资讯洞见
This case has attracted much public attention. The facts of the case are briefly as follows.
After obtaining arbitral awards in France and Switzerland, an American company sought to enforce the awards against the Democratic Republic of Congo ("Congo") in Hong Kong. The majority of the Court of Final Appeal (CFA) made its provisional judgment on 8 June 2011, ruling that state immunity in Hong Kong is absolute, rather than restrictive and that, accordingly, the two arbitration awards against Congo could not be enforced in Hong Kong. The CFA's judgment was provisional because it involved interpretation of certain provisions of the Basic Law. The CFA is required by the Basic Law to refer questions of interpretation relating to foreign affairs and the relationship between the Central Authorities and Hong Kong to the Standing Committee of the National Peoples Congress (SCNPC). The referral to the SCNPC sparked controversy about how such may impact on Hong Kong's judicial independence. The questions referred to the SCNPC included the following:-
1. Whether on a true interpretation of Article 13(1) of the Basic Law, the Central People's Government (CPG) has the power to determine the rule or policy of the People's Republic of China (PRC) on state immunity;
2. If so, whether on the true interpretation of Articles 13(1) and 19 of the Basic Law, the HKSAR, including its courts, is bound to apply or give effect to the rule or policy on state immunity determined by the CPG or is at liberty to depart from such and adopt a different rule.
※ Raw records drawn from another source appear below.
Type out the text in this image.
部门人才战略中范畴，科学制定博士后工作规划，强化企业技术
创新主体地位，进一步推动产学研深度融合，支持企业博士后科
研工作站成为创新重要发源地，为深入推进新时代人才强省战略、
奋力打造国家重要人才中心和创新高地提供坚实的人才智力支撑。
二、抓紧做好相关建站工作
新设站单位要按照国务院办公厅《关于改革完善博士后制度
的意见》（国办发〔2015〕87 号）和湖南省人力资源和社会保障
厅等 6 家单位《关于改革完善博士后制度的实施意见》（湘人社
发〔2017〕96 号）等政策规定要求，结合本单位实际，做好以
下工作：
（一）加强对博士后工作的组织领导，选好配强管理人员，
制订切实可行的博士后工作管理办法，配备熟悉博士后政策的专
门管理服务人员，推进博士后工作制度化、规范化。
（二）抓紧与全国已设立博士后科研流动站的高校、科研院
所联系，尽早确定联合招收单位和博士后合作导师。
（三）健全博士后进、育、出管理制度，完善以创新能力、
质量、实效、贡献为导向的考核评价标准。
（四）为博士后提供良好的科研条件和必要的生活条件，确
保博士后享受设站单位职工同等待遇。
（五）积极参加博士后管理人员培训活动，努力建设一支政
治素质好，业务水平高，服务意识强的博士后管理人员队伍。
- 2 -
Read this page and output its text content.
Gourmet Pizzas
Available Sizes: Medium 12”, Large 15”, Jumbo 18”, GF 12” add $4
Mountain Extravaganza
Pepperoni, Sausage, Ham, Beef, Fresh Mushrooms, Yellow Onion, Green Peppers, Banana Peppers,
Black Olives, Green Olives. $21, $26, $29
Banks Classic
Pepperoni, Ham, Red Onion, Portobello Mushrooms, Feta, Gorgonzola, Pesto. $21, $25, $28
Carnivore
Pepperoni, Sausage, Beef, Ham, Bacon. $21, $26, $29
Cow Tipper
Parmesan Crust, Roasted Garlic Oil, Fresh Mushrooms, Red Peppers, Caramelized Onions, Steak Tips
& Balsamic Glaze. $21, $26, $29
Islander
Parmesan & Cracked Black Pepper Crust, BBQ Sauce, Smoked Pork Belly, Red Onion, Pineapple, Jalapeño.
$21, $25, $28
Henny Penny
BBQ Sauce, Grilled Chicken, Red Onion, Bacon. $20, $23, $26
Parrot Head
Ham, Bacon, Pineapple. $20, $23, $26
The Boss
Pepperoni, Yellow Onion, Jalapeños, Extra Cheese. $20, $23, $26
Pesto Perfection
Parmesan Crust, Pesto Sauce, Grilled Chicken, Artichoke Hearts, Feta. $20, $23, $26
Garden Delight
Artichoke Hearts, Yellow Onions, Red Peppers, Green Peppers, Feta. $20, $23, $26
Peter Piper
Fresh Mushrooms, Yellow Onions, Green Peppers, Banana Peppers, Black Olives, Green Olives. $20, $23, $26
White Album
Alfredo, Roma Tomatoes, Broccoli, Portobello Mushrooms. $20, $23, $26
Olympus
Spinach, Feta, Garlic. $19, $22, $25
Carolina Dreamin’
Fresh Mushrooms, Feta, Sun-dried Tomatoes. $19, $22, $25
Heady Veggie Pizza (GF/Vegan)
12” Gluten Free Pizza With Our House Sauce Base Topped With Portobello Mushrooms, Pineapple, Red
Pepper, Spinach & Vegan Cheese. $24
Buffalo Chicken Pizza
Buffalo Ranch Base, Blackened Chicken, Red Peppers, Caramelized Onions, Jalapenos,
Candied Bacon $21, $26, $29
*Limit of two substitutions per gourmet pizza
On 26 August 2011, the SCNPC issued its interpretation as follows:-
1. The CPG does have the power to determine the rules or policies of the PRC on state immunity.
2. The conduct of foreign affairs relating to the HKSAR falls within the power of the CPG and the CPG has the power to determine the rules or policies on state immunity to be applied in the HKSAR.
3. When questions of immunity from jurisdiction and immunity from execution of foreign states and their properties arise in the adjudication of cases, the HKSAR courts must apply and give effect to the rules or policies on state immunity determined by the CPG as being applicable to the HKSAR and must not adopt a rule inconsistent with such.
4. The laws in force in the HKSAR prior to its handover to the PRC in 1997, shall only be maintained if there is no contravention of the Basic Law and shall be applied subject to such modification as necessary to bring them into conformity with the HKSAR's status after the handover. Accordingly the laws previously in force in Hong Kong relating to state immunity may continue to be applied after 1 July 1997 only if they are consistent with the CPG's rules or policies on such.
Following the SCNPC's interpretation, the CFA declared its provisional judgment final on 8 September 2011, ruling that the HKSAR could not as a matter of legal and constitutional principle, adhere to a doctrine of state immunity which differs from that adopted by the CPG and that the doctrine of state immunity applicable in Hong Kong is accordingly a doctrine of absolute immunity. Further, immunity had not been waived by Congo.
The practical implication of this case is that if a party deals with a state in a commercial contract, apart from prescribing arbitration in the agreement, the state party must expressly waive immunity before the arbitral award is enforceable against the state. Arbitration is still preferable to litigation, due to the ease of enforcing arbitral awards in countries which are member states of the New York Convention on the Recognition and Enforcement of Foreign Arbitral Awards (1958).